Thursday, December 19, 2024

Sargassum-fighting measures put sea turtles at risk in Quintana Roo

The methods used to prevent sargassum from reaching Quintana Roo beaches pose a risk to nesting sea turtles and their offspring, two conservationists warn.

Miriam Tzeek, president of the Quintana Roo Sea Turtles Committee, told the newspaper Milenio that barriers placed in the sea to stop the seaweed from washing up onshore and sargassum-gathering vessels both threaten the lives of female turtles and their hatchlings as they return to sea.

She said that more than 20,000 turtles nest on Mexico’s Caribbean coast beaches each year and that each mother can lay up to 100 eggs, meaning that the lives of as many as two million of the reptiles are at risk from the collection of sargassum.

The Quintana Roo turtle nesting season begins in May and eggs hatch 45 to 60 days after they are laid, a time when sargassum arrivals are usually at their seasonal peak.

Leonel Gómez, chief of the Rivera Maya-Tulum sea turtle program, explained that the use of sargassum-gathering vessels and barriers is particularly dangerous to recently-hatched turtles.

Sargassum barriers can be turtle barriers, too.
Sargassum barriers can be turtle barriers, too.

“Our fear is that once the hatchings leave their eggshell and move forward in the sea searching for ocean currents they will be picked up by these boats and will end up trapped in the large masses of sargassum that they remove every day,” he said.

“. . . The anti-sargassum barriers . . . will also affect babies, perhaps large turtles won’t be affected so much because they go beneath [the barriers] but the little ones don’t. A little turtle can get stuck in one of those nets,” Gómez explained.

Speaking to Milenio at the Xcacel-Xcacelito turtle sanctuary, one of the most popular Quintana Roo nesting areas, the conservationist said that sargassum collected on beaches can also threaten turtle nests if “huge piles” of the weed are inadvertently placed on top of them.

In such a case, sargassum causes nests – and eggs – to overheat, leaving the latter “completely cooked,” Gómez said.

The use of heavy machinery to collect sargassum can also harm the turtle nests, a Quintana Roo environmental group said in May when reporting that backhoes were being illegally used on Cancún beaches.

Even though turtle conservation efforts are being undermined by anti-sargassum strategies, Gómez acknowledged that hotel owners have no other option than to take action against the seasonal phenomenon because without turquoise waters and white sand beaches, the tourists won’t come.

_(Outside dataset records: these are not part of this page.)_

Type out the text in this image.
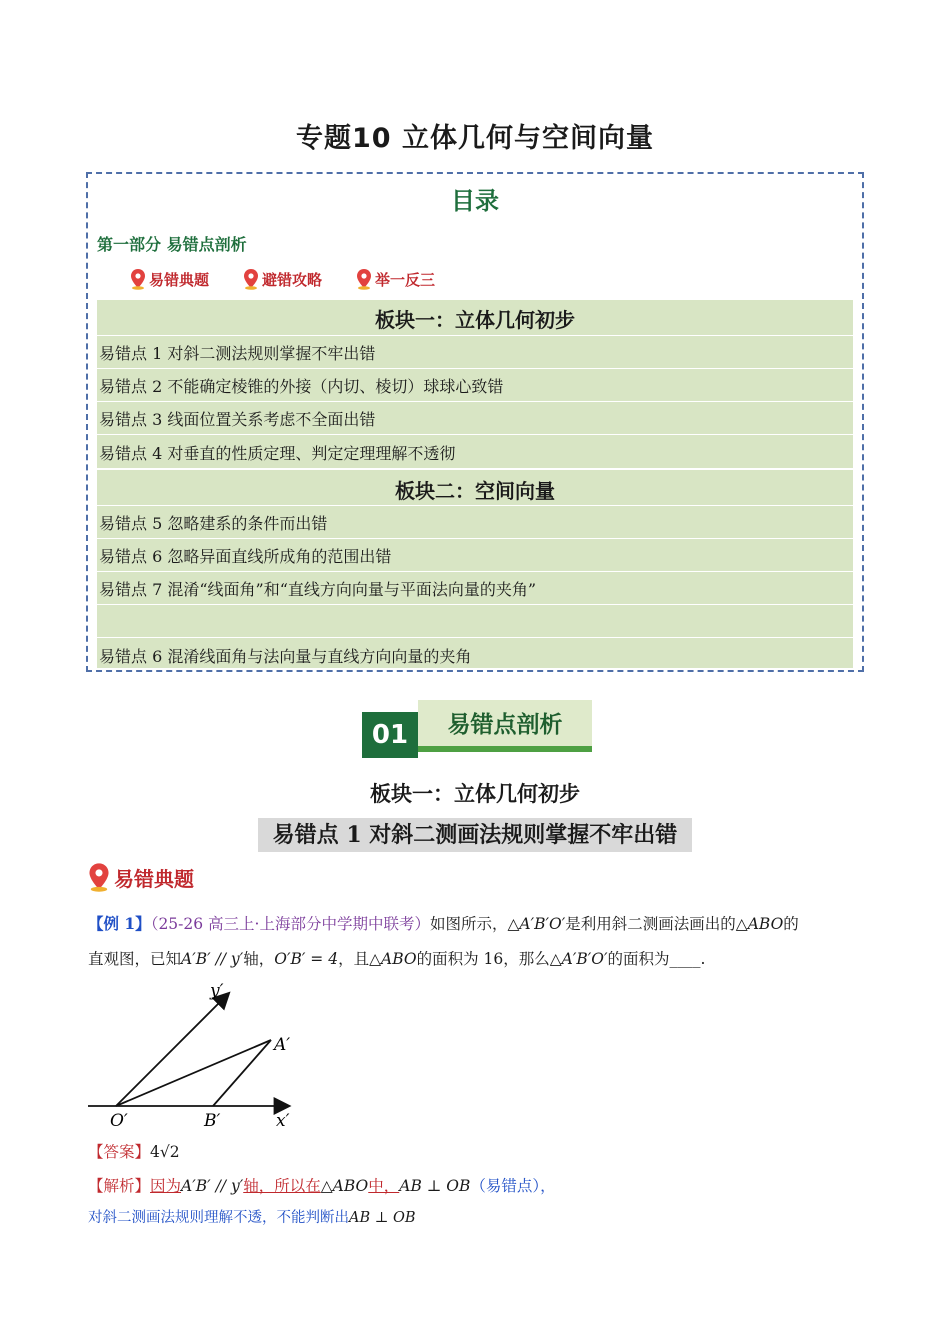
专题10 立体几何与空间向量
目录
第一部分 易错点剖析
易错典题	避错攻略	举一反三
板块一：立体几何初步
易错点 1 对斜二测法规则掌握不牢出错
易错点 2 不能确定棱锥的外接（内切、棱切）球球心致错
易错点 3 线面位置关系考虑不全面出错
易错点 4 对垂直的性质定理、判定定理理解不透彻
板块二：空间向量
易错点 5 忽略建系的条件而出错
易错点 6 忽略异面直线所成角的范围出错
易错点 7 混淆“线面角”和“直线方向向量与平面法向量的夹角”
易错点 6 混淆线面角与法向量与直线方向向量的夹角
01	易错点剖析
板块一：立体几何初步
易错点 1 对斜二测画法规则掌握不牢出错
易错典题
【例 1】（25-26 高三上·上海部分中学期中联考）如图所示，△A′B′O′是利用斜二测画法画出的△ABO的
直观图，已知A′B′ // y′轴，O′B′ = 4，且△ABO的面积为 16，那么△A′B′O′的面积为____.
y′
A′
O′	B′	x′
【答案】4√2
【解析】因为A′B′ // y′轴，所以在△ABO中，AB ⊥ OB（易错点），
对斜二测画法规则理解不透，不能判断出AB ⊥ OB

“I don’t blame them [the hotel owners], that’s what they live from but sometimes the methods are so improvised and they don’t consider the damage they cause to the beach or the animals in the sea,” he said.

Both he and Tzeek called for the implementation of sargassum collection strategies that are mindful of marine creatures.

If anti-sargassum actions are not properly regulated, “the efforts that we’re making here to protect the turtle will be of no use,” Gómez said.